Rodé los ojos apenas, intentando restarle importancia, pero la verdad era que me sentía como un papel mojado.
—Estoy bien… solo es… hambre… o sueño… o yo qué sé… —murmuré, cerrando los ojos un momento.
Alan chasqueó la lengua, frustrado.
—No has comido en dos días. Esto ya no es normal. Voy a llevarte al hospital. No pienso discutirlo.
—No —susurré demasiado rápido—. Solo… dame un minuto.
Él se arrodilló frente al sofá y tomó mi rostro entre sus manos.
Sus dedos estaban tibios, suaves…
y justo por eso me dieron ganas de llorar.
—Mi sirena… —murmuró, mirándome con amor y preocupación— ¿Qué está pasando? ¿Estrés? ¿Ansiedad? ¿Es por lo de Vanessa? Dímelo.
Tragué saliva.
Mi corazón latía como si quisiera escaparse de mi pecho.
—Estoy... bien —mentí.
Frunció el ceño, se pasó las manos por el cuello frustrado. Por supuesto, me conocía. Sabía que mentía. Alejé la mirada. Apoyó su frente en la mía y exhaló, derrotado.

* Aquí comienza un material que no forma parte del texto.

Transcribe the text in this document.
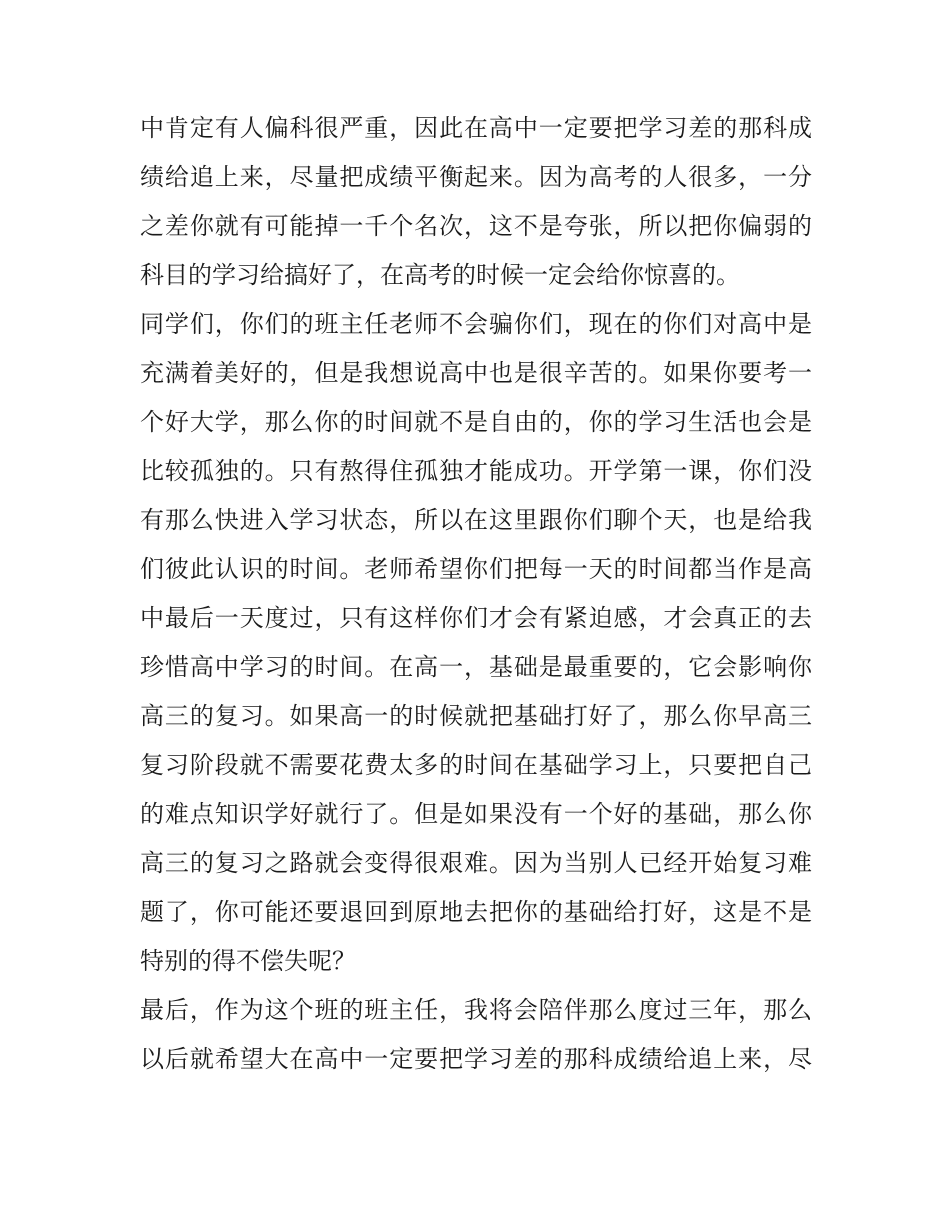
中肯定有人偏科很严重，因此在高中一定要把学习差的那科成
绩给追上来，尽量把成绩平衡起来。因为高考的人很多，一分
之差你就有可能掉一千个名次，这不是夸张，所以把你偏弱的
科目的学习给搞好了，在高考的时候一定会给你惊喜的。
同学们，你们的班主任老师不会骗你们，现在的你们对高中是
充满着美好的，但是我想说高中也是很辛苦的。如果你要考一
个好大学，那么你的时间就不是自由的，你的学习生活也会是
比较孤独的。只有熬得住孤独才能成功。开学第一课，你们没
有那么快进入学习状态，所以在这里跟你们聊个天，也是给我
们彼此认识的时间。老师希望你们把每一天的时间都当作是高
中最后一天度过，只有这样你们才会有紧迫感，才会真正的去
珍惜高中学习的时间。在高一，基础是最重要的，它会影响你
高三的复习。如果高一的时候就把基础打好了，那么你早高三
复习阶段就不需要花费太多的时间在基础学习上，只要把自己
的难点知识学好就行了。但是如果没有一个好的基础，那么你
高三的复习之路就会变得很艰难。因为当别人已经开始复习难
题了，你可能还要退回到原地去把你的基础给打好，这是不是
特别的得不偿失呢？
最后，作为这个班的班主任，我将会陪伴那么度过三年，那么
以后就希望大在高中一定要把学习差的那科成绩给追上来，尽
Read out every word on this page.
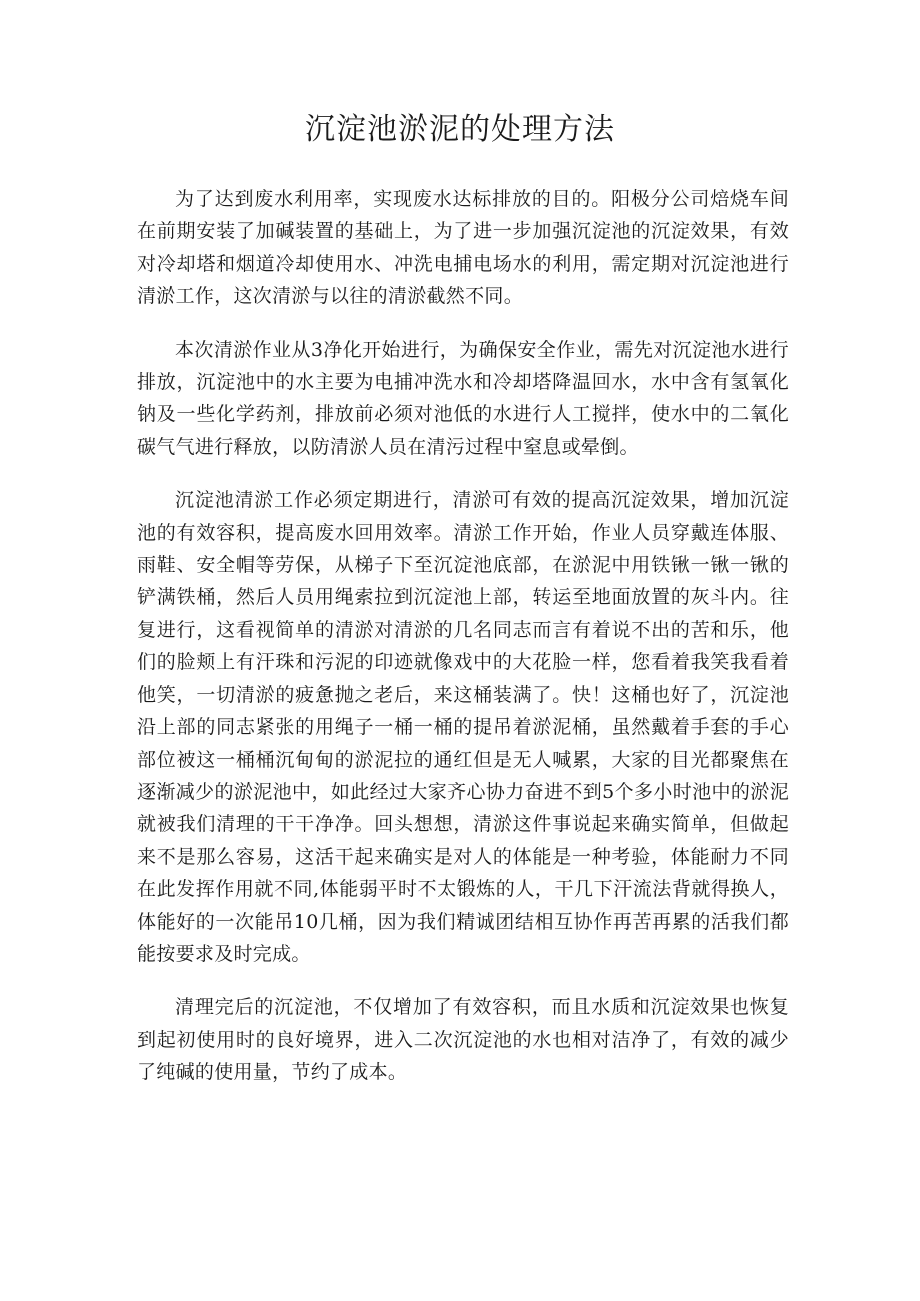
沉淀池淤泥的处理方法

为了达到废水利用率，实现废水达标排放的目的。阳极分公司焙烧车间在前期安装了加碱装置的基础上，为了进一步加强沉淀池的沉淀效果，有效对冷却塔和烟道冷却使用水、冲洗电捕电场水的利用，需定期对沉淀池进行清淤工作，这次清淤与以往的清淤截然不同。

本次清淤作业从3净化开始进行，为确保安全作业，需先对沉淀池水进行排放，沉淀池中的水主要为电捕冲洗水和冷却塔降温回水，水中含有氢氧化钠及一些化学药剂，排放前必须对池低的水进行人工搅拌，使水中的二氧化碳气气进行释放，以防清淤人员在清污过程中窒息或晕倒。

沉淀池清淤工作必须定期进行，清淤可有效的提高沉淀效果，增加沉淀池的有效容积，提高废水回用效率。清淤工作开始，作业人员穿戴连体服、雨鞋、安全帽等劳保，从梯子下至沉淀池底部，在淤泥中用铁锹一锹一锹的铲满铁桶，然后人员用绳索拉到沉淀池上部，转运至地面放置的灰斗内。往复进行，这看视简单的清淤对清淤的几名同志而言有着说不出的苦和乐，他们的脸颊上有汗珠和污泥的印迹就像戏中的大花脸一样，您看着我笑我看着他笑，一切清淤的疲惫抛之老后，来这桶装满了。快！这桶也好了，沉淀池沿上部的同志紧张的用绳子一桶一桶的提吊着淤泥桶，虽然戴着手套的手心部位被这一桶桶沉甸甸的淤泥拉的通红但是无人喊累，大家的目光都聚焦在逐渐减少的淤泥池中，如此经过大家齐心协力奋进不到5个多小时池中的淤泥就被我们清理的干干净净。回头想想，清淤这件事说起来确实简单，但做起来不是那么容易，这活干起来确实是对人的体能是一种考验，体能耐力不同在此发挥作用就不同,体能弱平时不太锻炼的人，干几下汗流法背就得换人，体能好的一次能吊10几桶，因为我们精诚团结相互协作再苦再累的活我们都能按要求及时完成。

清理完后的沉淀池，不仅增加了有效容积，而且水质和沉淀效果也恢复到起初使用时的良好境界，进入二次沉淀池的水也相对洁净了，有效的减少了纯碱的使用量，节约了成本。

—Te juro que si sigues así, te llevo al hospital aunque sea en contra de tu voluntad —dijo con voz baja.
Sonreí y asentí.
Cerré los ojos un instante, apoyándome en su hombro. Yo sólo quería que todo acabara rápido para regresar. Había dejado algo pendiente, pero no era el momento.
—Ale… —susurró demasiado serio— Todo esto te está afectando más de lo que admites. Y no quiero que sigas así.
Lo mejor es que regreses a Valencia. Yo me quedaré para la audiencia.
—¿Qué? ¿Y dejarte solo con todo esto? Ni loca.
Él cerró los ojos un segundo, respiró hondo.
—Sirena… no estás comiendo, no estás durmiendo. No puedo concentrarme en nada sabiendo que estás así.
Necesito que estés bien. Por favor.
Fruncí el ceño.
—Estoy bien —mentí de nuevo.
Él arqueó una ceja, escéptico.
—Sí, claro, te ves perfecta. Casi te desmayas hace diez minutos, pero dale, estás divina —soltó con sarcasmo.
Bufé, irritada.
—No voy a regresar. Punto.
Él se incorporó un poco, apoyando una mano en el sofá a cada lado de mis piernas, quedando tan cerca que podía sentir su respiración chocar con la mía.
—Ale… —su voz bajó, ronca—. No quiero discutir contigo. Pero no pienso permitir que te destruyas por culpa de ella, ni de su familia, ni de toda esta mierda.
Lo miré fijamente.
Ese hombre… joder, me derretía con una frase y me incendiaba con la siguiente.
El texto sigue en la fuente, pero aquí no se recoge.